Belum tersedianya guru pembimbing khusus yang berkualitas di sekolah-sekolah membuat layanan ABK di sekolah reguler tidak maksimal.
Najmiani, Kepala SDN 74 Bolang, Kecamatan Alla, mengatakan, sekolah ini mulai menerima siswa berkebutuhan khusus sejak tahun lalu. Layanan itu diberikan karena orangtua siswa yang memiliki anak-anak berkebutuhan khusus sulit mengakses SLB.
Di sekolah tersebut ada empat ABK, antara lain, gangguan penglihatan, autis, dan tunarungu.

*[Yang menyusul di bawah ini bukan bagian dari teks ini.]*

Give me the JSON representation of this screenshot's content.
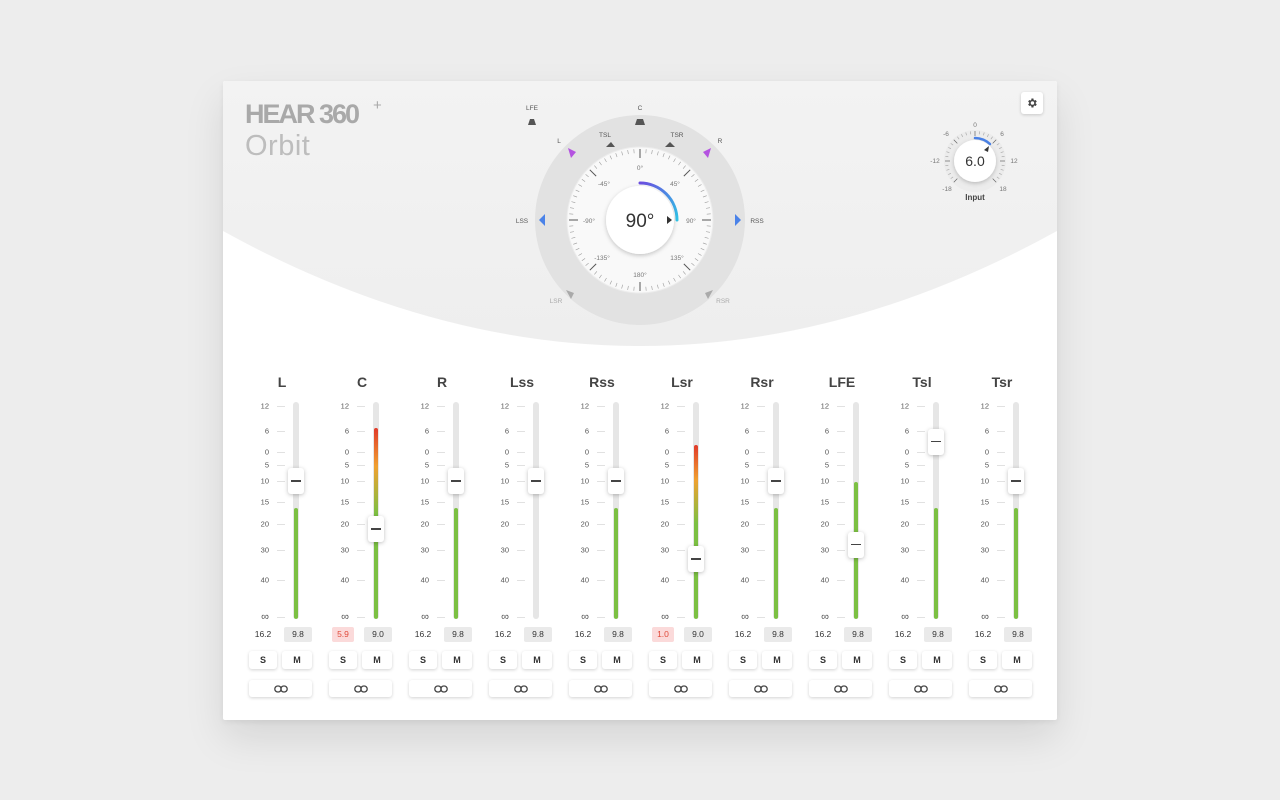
{
  "app": {
    "logo_main": "HEAR 360",
    "logo_plus": "+",
    "logo_sub": "Orbit"
  },
  "colors": {
    "accent_blue": "#4a82e8",
    "accent_purple": "#b453e0",
    "meter_green": "#7cc043",
    "meter_red": "#e03a2a",
    "knob_gradient_start": "#6a4ee0",
    "knob_gradient_end": "#2fc4e8"
  },
  "orbit": {
    "angle_display": "90°",
    "angle_value": 90,
    "dial_labels": [
      "0°",
      "45°",
      "90°",
      "135°",
      "180°",
      "-135°",
      "-90°",
      "-45°"
    ],
    "speakers": [
      {
        "label": "LFE",
        "color": "gray"
      },
      {
        "label": "C",
        "color": "gray"
      },
      {
        "label": "L",
        "color": "purple"
      },
      {
        "label": "TSL",
        "color": "gray"
      },
      {
        "label": "TSR",
        "color": "gray"
      },
      {
        "label": "R",
        "color": "purple"
      },
      {
        "label": "LSS",
        "color": "blue"
      },
      {
        "label": "RSS",
        "color": "blue"
      },
      {
        "label": "LSR",
        "color": "lightgray"
      },
      {
        "label": "RSR",
        "color": "lightgray"
      }
    ]
  },
  "input": {
    "value_display": "6.0",
    "value": 6,
    "label": "Input",
    "scale": [
      "-6",
      "0",
      "6",
      "-12",
      "12",
      "-18",
      "18"
    ]
  },
  "fader_scale": [
    "12",
    "6",
    "0",
    "5",
    "10",
    "15",
    "20",
    "30",
    "40",
    "∞"
  ],
  "channels": [
    {
      "name": "L",
      "fader_db": 10,
      "meter_level": 0.51,
      "meter_clip": false,
      "peak": "16.2",
      "level": "9.8",
      "peak_clip": false,
      "solo": "S",
      "mute": "M"
    },
    {
      "name": "C",
      "fader_db": 22,
      "meter_level": 0.88,
      "meter_clip": true,
      "peak": "5.9",
      "level": "9.0",
      "peak_clip": true,
      "solo": "S",
      "mute": "M"
    },
    {
      "name": "R",
      "fader_db": 10,
      "meter_level": 0.51,
      "meter_clip": false,
      "peak": "16.2",
      "level": "9.8",
      "peak_clip": false,
      "solo": "S",
      "mute": "M"
    },
    {
      "name": "Lss",
      "fader_db": 10,
      "meter_level": 0.0,
      "meter_clip": false,
      "peak": "16.2",
      "level": "9.8",
      "peak_clip": false,
      "solo": "S",
      "mute": "M"
    },
    {
      "name": "Rss",
      "fader_db": 10,
      "meter_level": 0.51,
      "meter_clip": false,
      "peak": "16.2",
      "level": "9.8",
      "peak_clip": false,
      "solo": "S",
      "mute": "M"
    },
    {
      "name": "Lsr",
      "fader_db": 33,
      "meter_level": 0.8,
      "meter_clip": true,
      "peak": "1.0",
      "level": "9.0",
      "peak_clip": true,
      "solo": "S",
      "mute": "M"
    },
    {
      "name": "Rsr",
      "fader_db": 10,
      "meter_level": 0.51,
      "meter_clip": false,
      "peak": "16.2",
      "level": "9.8",
      "peak_clip": false,
      "solo": "S",
      "mute": "M"
    },
    {
      "name": "LFE",
      "fader_db": 28,
      "meter_level": 0.63,
      "meter_clip": false,
      "peak": "16.2",
      "level": "9.8",
      "peak_clip": false,
      "solo": "S",
      "mute": "M"
    },
    {
      "name": "Tsl",
      "fader_db": -3,
      "meter_level": 0.51,
      "meter_clip": false,
      "peak": "16.2",
      "level": "9.8",
      "peak_clip": false,
      "solo": "S",
      "mute": "M"
    },
    {
      "name": "Tsr",
      "fader_db": 10,
      "meter_level": 0.51,
      "meter_clip": false,
      "peak": "16.2",
      "level": "9.8",
      "peak_clip": false,
      "solo": "S",
      "mute": "M"
    }
  ]
}
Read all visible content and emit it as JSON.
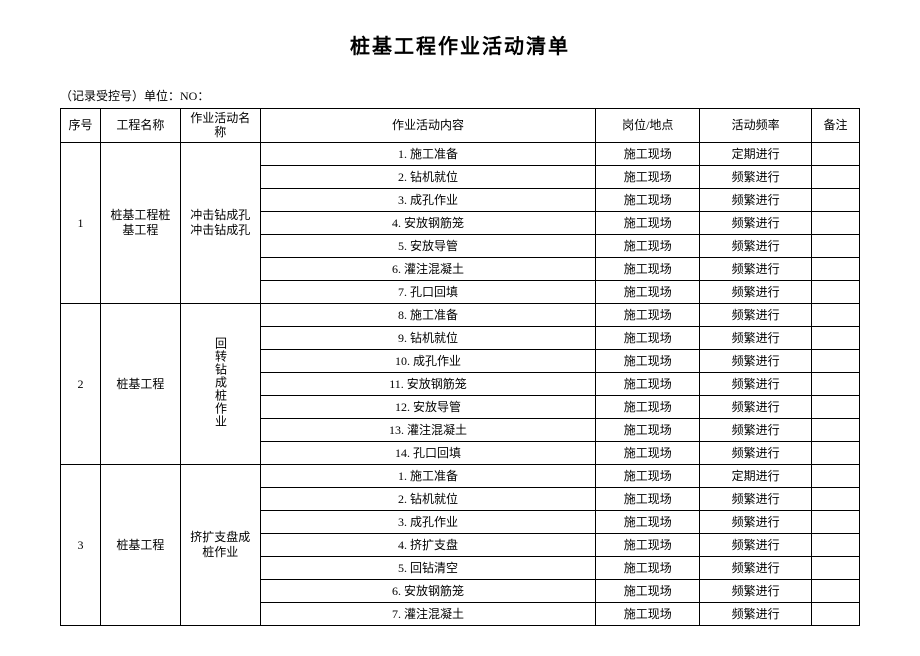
{
  "title": "桩基工程作业活动清单",
  "meta": "（记录受控号）单位：NO：",
  "headers": {
    "seq": "序号",
    "project": "工程名称",
    "activity": "作业活动名称",
    "content": "作业活动内容",
    "location": "岗位/地点",
    "frequency": "活动频率",
    "note": "备注"
  },
  "groups": [
    {
      "seq": "1",
      "project": "桩基工程桩基工程",
      "activity": "冲击钻成孔冲击钻成孔",
      "rows": [
        {
          "content": "1. 施工准备",
          "location": "施工现场",
          "frequency": "定期进行",
          "note": ""
        },
        {
          "content": "2. 钻机就位",
          "location": "施工现场",
          "frequency": "频繁进行",
          "note": ""
        },
        {
          "content": "3. 成孔作业",
          "location": "施工现场",
          "frequency": "频繁进行",
          "note": ""
        },
        {
          "content": "4. 安放钢筋笼",
          "location": "施工现场",
          "frequency": "频繁进行",
          "note": ""
        },
        {
          "content": "5. 安放导管",
          "location": "施工现场",
          "frequency": "频繁进行",
          "note": ""
        },
        {
          "content": "6. 灌注混凝土",
          "location": "施工现场",
          "frequency": "频繁进行",
          "note": ""
        },
        {
          "content": "7. 孔口回填",
          "location": "施工现场",
          "frequency": "频繁进行",
          "note": ""
        }
      ]
    },
    {
      "seq": "2",
      "project": "桩基工程",
      "activity": "回转钻成桩作业",
      "activity_vertical": true,
      "rows": [
        {
          "content": "8. 施工准备",
          "location": "施工现场",
          "frequency": "频繁进行",
          "note": ""
        },
        {
          "content": "9. 钻机就位",
          "location": "施工现场",
          "frequency": "频繁进行",
          "note": ""
        },
        {
          "content": "10. 成孔作业",
          "location": "施工现场",
          "frequency": "频繁进行",
          "note": ""
        },
        {
          "content": "11. 安放钢筋笼",
          "location": "施工现场",
          "frequency": "频繁进行",
          "note": ""
        },
        {
          "content": "12. 安放导管",
          "location": "施工现场",
          "frequency": "频繁进行",
          "note": ""
        },
        {
          "content": "13. 灌注混凝土",
          "location": "施工现场",
          "frequency": "频繁进行",
          "note": ""
        },
        {
          "content": "14. 孔口回填",
          "location": "施工现场",
          "frequency": "频繁进行",
          "note": ""
        }
      ]
    },
    {
      "seq": "3",
      "project": "桩基工程",
      "activity": "挤扩支盘成桩作业",
      "rows": [
        {
          "content": "1. 施工准备",
          "location": "施工现场",
          "frequency": "定期进行",
          "note": ""
        },
        {
          "content": "2. 钻机就位",
          "location": "施工现场",
          "frequency": "频繁进行",
          "note": ""
        },
        {
          "content": "3. 成孔作业",
          "location": "施工现场",
          "frequency": "频繁进行",
          "note": ""
        },
        {
          "content": "4. 挤扩支盘",
          "location": "施工现场",
          "frequency": "频繁进行",
          "note": ""
        },
        {
          "content": "5. 回钻清空",
          "location": "施工现场",
          "frequency": "频繁进行",
          "note": ""
        },
        {
          "content": "6. 安放钢筋笼",
          "location": "施工现场",
          "frequency": "频繁进行",
          "note": ""
        },
        {
          "content": "7. 灌注混凝土",
          "location": "施工现场",
          "frequency": "频繁进行",
          "note": ""
        }
      ]
    }
  ]
}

Para siswa berasal dari keluarga miskin dengan mata pencarian orangtua umumnya sebagai petani.
Merebaknya sekolah inklusi di Kabupaten Enrekang itu setidaknya bisa menjangkau 258 siswa ABK. Ada sekitar 80 SD yang membuka diri untuk menerima ABK meskipun tidak semuanya secara resmi ditetapkan sebagai sekolah inklusi.
Widya Prasetyanti dari HKI mengatakan, terbukanya sekolah untuk menerima ABK tumbuh dari kesadaran para pendidik dan masyarakat. Keluarga pun mulai membuka diri dan membuang rasa malu memiliki anak cacat.
Ketua Persatuan Penyandang Cacat Indonesia Kabupaten Enrekang Akbar Dahali mengatakan, para pendidik di sekolah reguler perlu terus disadarkan untuk tidak membeda-bedakan siswa dalam layanan pendidikan. Sekolah reguler tidak bisa menutup mata melihat ada sejumlah ABK yang tidak bisa mengakses layanan pendidikan karena kecacatan mereka. Hingga saat ini baru sekitar 20 persen ABK yang terlayani pendidikan di SLB. Padahal, anak-anak ini juga memiliki hak yang sama untuk menikmati pendidikan demi masa depan mereka. Semangat mengembangkan pendidikan inklusi yang tumbuh di Enrekang mulai memberi harapan. Anak-anak yang memiliki keterbatasan fisik pun tidak lagi terhalang untuk mengembangkan diri.